Accuracy: Good for clean scans, struggles with handwriting, low-resolution scans, or unusual fonts.

Method 3: macOS Preview + Live Text

On macOS Ventura and later:

  1. Open the scanned PDF in Preview
  2. Live Text automatically recognizes text in images
  3. Click on recognized phone numbers to copy them

Limitation: Works best with clear, high-contrast text. May miss numbers in complex layouts.

Method 4: Mobile Phone Camera (for Physical Documents)

If you have a physical document (not yet a PDF):

  1. iPhone: Open Camera, point at the document. Live Text recognizes phone numbers — tap to call or copy.
  2. Android: Use Google Lens. Point at the number, tap to copy or call.

Common PDF Sources and Their Challenges

Invoices and Receipts

Usually text-based with well-formatted numbers. Copy-paste into NumSwift typically works perfectly.

Watch for: Numbers that look like phone numbers but aren't — invoice numbers, order references, and account numbers can match phone number patterns.

Contracts and Legal Documents

Often text-based but lengthy. Phone numbers may appear in headers, footers, signature blocks, or buried in clauses.

Tip: Copy the entire document into NumSwift rather than hunting for numbers page by page. It extracts all numbers regardless of where they appear.

Business Card Scans

Often low-resolution scanned images. Numbers may appear in decorative fonts.

Best approach: Use Google Drive OCR or your phone's Live Text/Google Lens for best results with business cards.

Event Programs and Directories

May contain dozens or hundreds of phone numbers in list or table format.

Tip: If the PDF is text-based, select the entire directory section, copy, and paste into NumSwift. For directories with hundreds of entries, a bulk phone number extractor handles the volume without slowing down.

Government and Official Documents

Often scanned PDFs of older documents. Quality varies.

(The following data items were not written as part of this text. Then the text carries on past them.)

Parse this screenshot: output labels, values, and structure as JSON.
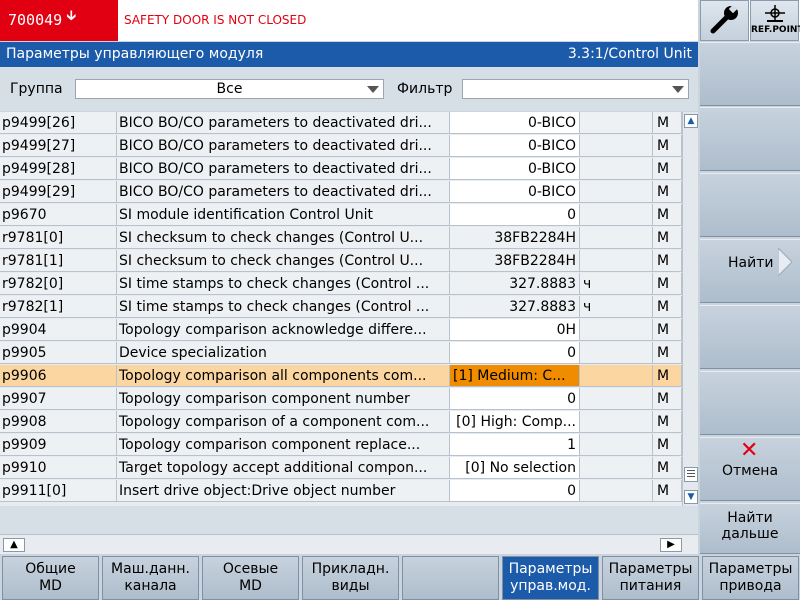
{
  "alarm": {
    "code": "700049",
    "message": "SAFETY DOOR IS NOT CLOSED"
  },
  "title": {
    "left": "Параметры управляющего модуля",
    "right": "3.3:1/Control Unit"
  },
  "filter": {
    "group_label": "Группа",
    "group_value": "Все",
    "filter_label": "Фильтр",
    "filter_value": ""
  },
  "rows": [
    {
      "param": "p9499[26]",
      "desc": "BICO BO/CO parameters to deactivated dri...",
      "value": "0-BICO",
      "unit": "",
      "mode": "M"
    },
    {
      "param": "p9499[27]",
      "desc": "BICO BO/CO parameters to deactivated dri...",
      "value": "0-BICO",
      "unit": "",
      "mode": "M"
    },
    {
      "param": "p9499[28]",
      "desc": "BICO BO/CO parameters to deactivated dri...",
      "value": "0-BICO",
      "unit": "",
      "mode": "M"
    },
    {
      "param": "p9499[29]",
      "desc": "BICO BO/CO parameters to deactivated dri...",
      "value": "0-BICO",
      "unit": "",
      "mode": "M"
    },
    {
      "param": "p9670",
      "desc": "SI module identification Control Unit",
      "value": "0",
      "unit": "",
      "mode": "M"
    },
    {
      "param": "r9781[0]",
      "desc": "SI checksum to check changes (Control U...",
      "value": "38FB2284H",
      "unit": "",
      "mode": "M"
    },
    {
      "param": "r9781[1]",
      "desc": "SI checksum to check changes (Control U...",
      "value": "38FB2284H",
      "unit": "",
      "mode": "M"
    },
    {
      "param": "r9782[0]",
      "desc": "SI time stamps to check changes (Control ...",
      "value": "327.8883",
      "unit": "ч",
      "mode": "M"
    },
    {
      "param": "r9782[1]",
      "desc": "SI time stamps to check changes (Control ...",
      "value": "327.8883",
      "unit": "ч",
      "mode": "M"
    },
    {
      "param": "p9904",
      "desc": "Topology comparison acknowledge differe...",
      "value": "0H",
      "unit": "",
      "mode": "M"
    },
    {
      "param": "p9905",
      "desc": "Device specialization",
      "value": "0",
      "unit": "",
      "mode": "M"
    },
    {
      "param": "p9906",
      "desc": "Topology comparison all components com...",
      "value": "[1] Medium: C...",
      "unit": "",
      "mode": "M"
    },
    {
      "param": "p9907",
      "desc": "Topology comparison component number",
      "value": "0",
      "unit": "",
      "mode": "M"
    },
    {
      "param": "p9908",
      "desc": "Topology comparison of a component com...",
      "value": "[0] High: Comp...",
      "unit": "",
      "mode": "M"
    },
    {
      "param": "p9909",
      "desc": "Topology comparison component replace...",
      "value": "1",
      "unit": "",
      "mode": "M"
    },
    {
      "param": "p9910",
      "desc": "Target topology accept additional compon...",
      "value": "[0] No selection",
      "unit": "",
      "mode": "M"
    },
    {
      "param": "p9911[0]",
      "desc": "Insert drive object:Drive object number",
      "value": "0",
      "unit": "",
      "mode": "M"
    }
  ],
  "right_softkeys": {
    "ref_point": "REF.POINT",
    "search": "Найти",
    "cancel": "Отмена",
    "find_next_line1": "Найти",
    "find_next_line2": "дальше"
  },
  "bottom_softkeys": [
    {
      "line1": "Общие",
      "line2": "MD"
    },
    {
      "line1": "Маш.данн.",
      "line2": "канала"
    },
    {
      "line1": "Осевые",
      "line2": "MD"
    },
    {
      "line1": "Прикладн.",
      "line2": "виды"
    },
    {
      "line1": "",
      "line2": ""
    },
    {
      "line1": "Параметры",
      "line2": "управ.мод."
    },
    {
      "line1": "Параметры",
      "line2": "питания"
    },
    {
      "line1": "Параметры",
      "line2": "привода"
    }
  ],
  "colors": {
    "alarm_red": "#e10012",
    "title_blue": "#1b5ba9",
    "selection_orange": "#f08c00",
    "selection_row": "#fcd6a0"
  },
  "icons": [
    "wrench-icon",
    "ref-point-icon",
    "search-arrow-icon",
    "cancel-x-icon"
  ]
}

Best approach: Adobe Acrobat OCR or Google Drive for the OCR step, then NumSwift for extraction.

Handling Table Data

PDFs with phone numbers in tables present a special challenge. When you copy table data from a PDF, columns often merge together:

Original table:
Name          | Phone
John Smith    | 555-123-4567
Jane Doe      | 555-987-6543

What you might get when copying:
John Smith 555-123-4567 Jane Doe 555-987-6543

NumSwift handles this well — it identifies phone number patterns regardless of surrounding text. Paste the messy copied text and it will still extract the numbers correctly.

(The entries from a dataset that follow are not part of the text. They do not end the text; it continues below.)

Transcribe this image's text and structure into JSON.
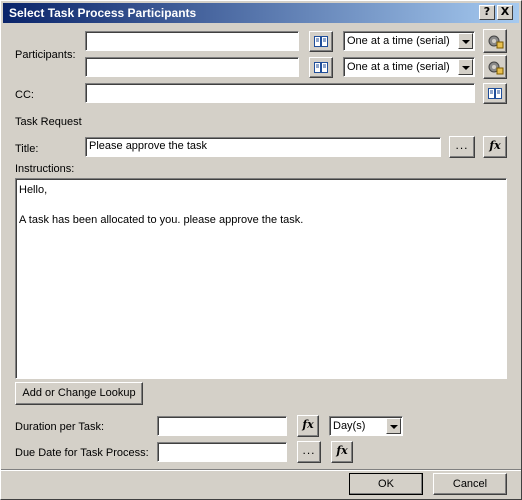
{
  "window": {
    "title": "Select Task Process Participants",
    "help_glyph": "?",
    "close_glyph": "X"
  },
  "participants": {
    "label": "Participants:",
    "rows": [
      {
        "value": "",
        "order": "One at a time (serial)"
      },
      {
        "value": "",
        "order": "One at a time (serial)"
      }
    ]
  },
  "cc": {
    "label": "CC:",
    "value": ""
  },
  "task_request": {
    "section_label": "Task Request",
    "title_label": "Title:",
    "title_value": "Please approve the task",
    "instructions_label": "Instructions:",
    "instructions_value": "Hello,\n\nA task has been allocated to you. please approve the task.",
    "lookup_button": "Add or Change Lookup"
  },
  "duration": {
    "label": "Duration per Task:",
    "value": "",
    "unit": "Day(s)"
  },
  "due_date": {
    "label": "Due Date for Task Process:",
    "value": ""
  },
  "buttons": {
    "ok": "OK",
    "cancel": "Cancel",
    "ellipsis": "...",
    "fx": "fx"
  },
  "icons": {
    "address_book": "address-book-icon",
    "workflow_gear": "gear-icon",
    "function": "function-icon"
  }
}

For Developers: Programmatic Extraction

If you need to extract phone numbers from PDFs at scale:

  1. Parse the PDF: Use a library like pdf-parse (Node.js), PyPDF2 (Python), or Apache PDFBox (Java) to extract raw text
  2. Find numbers: Use Google's libphonenumber to identify and validate phone numbers in the extracted text
  3. Handle scanned PDFs: Integrate an OCR library like Tesseract for image-based PDFs
import PyPDF2
import phonenumbers

with open('document.pdf', 'rb') as f:
    reader = PyPDF2.PdfReader(f)
    text = ''
    for page in reader.pages:
        text += page.extract_text()

for match in phonenumbers.PhoneNumberMatcher(text, 'US'):
    print(phonenumbers.format_number(
        match.number,
        phonenumbers.PhoneNumberFormat.E164
    ))

Tips for Better Extraction

  1. Select more text than you need. It's easier to paste a full page into NumSwift and let it filter than to carefully select just the numbers.

  2. Try different PDF viewers. Some viewers handle text selection better than others. Chrome's PDF viewer often works well for simple documents.

  3. Check the output. OCR can mistake similar characters: 0 vs O, 1 vs l, 8 vs B. Verify extracted numbers before calling.

  4. Know the expected format. If you know the numbers should be UK mobile numbers, you can quickly spot extraction errors (they should start with 07 or +447).

Related Guides

Bottom Line

For text-based PDFs, copy the text and paste into NumSwift — it finds every phone number automatically. For scanned PDFs, use Google Drive's free OCR or Adobe Acrobat to convert to text first, then paste into NumSwift. Either way, you'll have clickable WhatsApp, SMS, and call buttons for every extracted number.